È un vino decisamente dolce, dall’elevato tenore alcoolico naturale tra il 15 e il 17 %, AOC dal 1990.  Attualmente non più di due dozzine di vigne sono autorizzate a produrre questa delizia e sono principalmente quelle intorno al castello di Kolossi, nei pressi di Limassol. Segnalo i produttori Apsiou, Chorio, Ayios Constantinos, Doros, Kalo, Kapilio, Lania, Louvaras, Ayios Mamas, Monagri, Ayios Pavlos, Silikou, Ayios Yeorgios, Yerasa e Zoopiyi.

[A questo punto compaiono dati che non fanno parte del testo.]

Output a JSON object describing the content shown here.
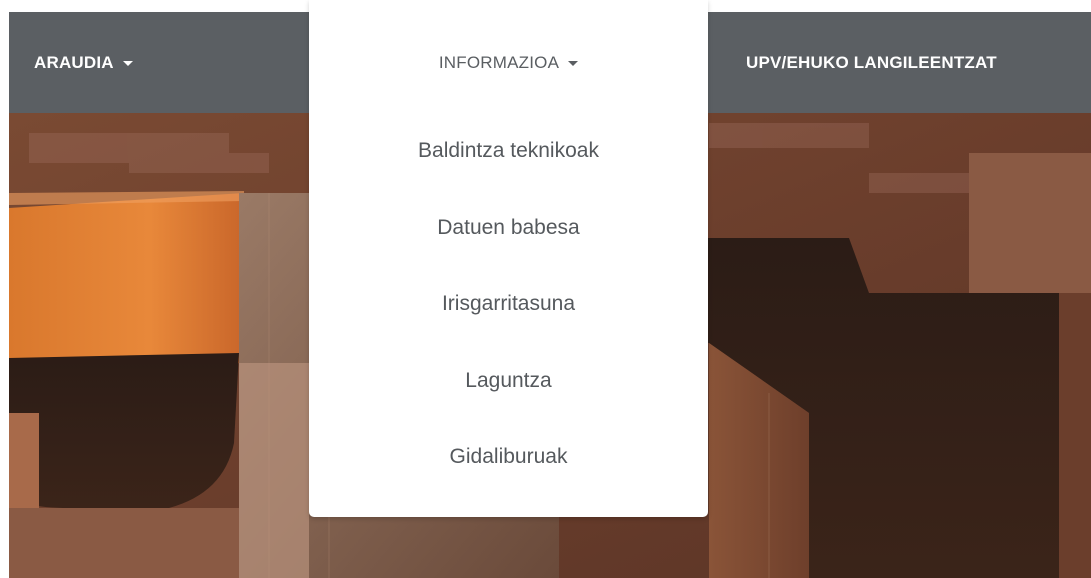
{
  "navbar": {
    "items": [
      {
        "label": "ARAUDIA"
      },
      {
        "label": "INFORMAZIOA"
      },
      {
        "label": "UPV/EHUKO LANGILEENTZAT"
      }
    ]
  },
  "dropdown": {
    "toggle_label": "INFORMAZIOA",
    "items": [
      {
        "label": "Baldintza teknikoak"
      },
      {
        "label": "Datuen babesa"
      },
      {
        "label": "Irisgarritasuna"
      },
      {
        "label": "Laguntza"
      },
      {
        "label": "Gidaliburuak"
      }
    ]
  },
  "colors": {
    "navbar_bg": "#5b5f63",
    "nav_text": "#ffffff",
    "dropdown_bg": "#ffffff",
    "dropdown_text": "#55595d"
  }
}
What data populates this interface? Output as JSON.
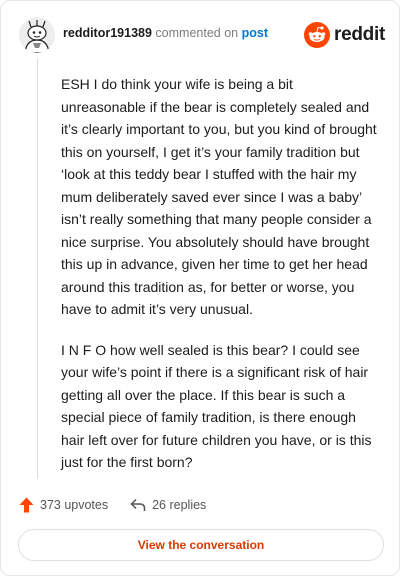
{
  "comment": {
    "username": "redditor191389",
    "action_text": "commented on",
    "post_link": "post",
    "paragraphs": [
      "ESH I do think your wife is being a bit unreasonable if the bear is completely sealed and it’s clearly important to you, but you kind of brought this on yourself, I get it’s your family tradition but ‘look at this teddy bear I stuffed with the hair my mum deliberately saved ever since I was a baby’ isn’t really something that many people consider a nice surprise. You absolutely should have brought this up in advance, given her time to get her head around this tradition as, for better or worse, you have to admit it’s very unusual.",
      "I N F O how well sealed is this bear? I could see your wife’s point if there is a significant risk of hair getting all over the place. If this bear is such a special piece of family tradition, is there enough hair left over for future children you have, or is this just for the first born?"
    ]
  },
  "brand": {
    "name": "reddit",
    "color": "#ff4500",
    "icon": "reddit-logo-icon"
  },
  "stats": {
    "upvotes": "373 upvotes",
    "replies": "26 replies",
    "upvote_color": "#ff4500"
  },
  "cta": {
    "label": "View the conversation",
    "color": "#d93a00"
  }
}
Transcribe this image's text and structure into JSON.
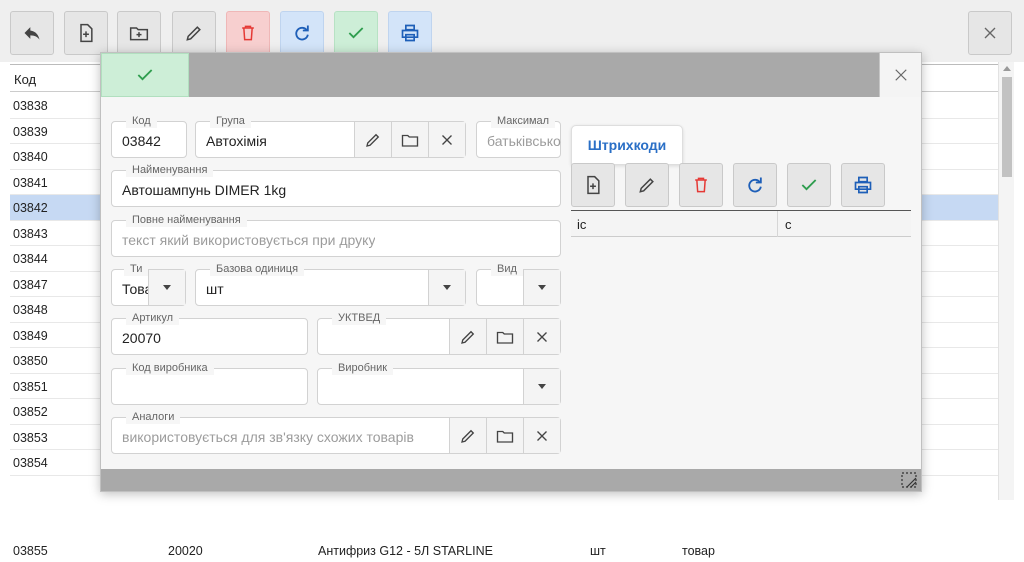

Due tipologie di Commandaria godono della maggiore popolarità: St. John e Alasia. Si bevono di solito a fine pasto, con il dessert, a una temperatura di 9 o 10 °C, accompagnando frutta secca, specialmente fichi, uva e mandorle. Sono decisamente da raccomandare anche i vini Maratheftiko, dal meraviglioso colore fragola scuro e dalle piacevoli note di terra e di lamponi, anche se c’è chi ne giudica un po’ acidulo il finale. Tra i vini bianchi vale la pena di scegliere lo Xynisteri, da uve sia in purezza sia in uvaggio con altre che forniscono sempre un vino fresco, leggero, allegro e dall’aroma floreale e fruttato. Ci si può anche imbattere in un dolce Imiglykos, ma questo non è un vino rappresentativo di questo territorio e non ha nemmeno un granché di sapore. Piuttosto è meglio recarsi personalmente nell’isola di Afrodite per rendersi personalmente conto sul posto degli straordinari valori dei vini locali, approfittando dell’occasione per una meravigliosa abbronzatura.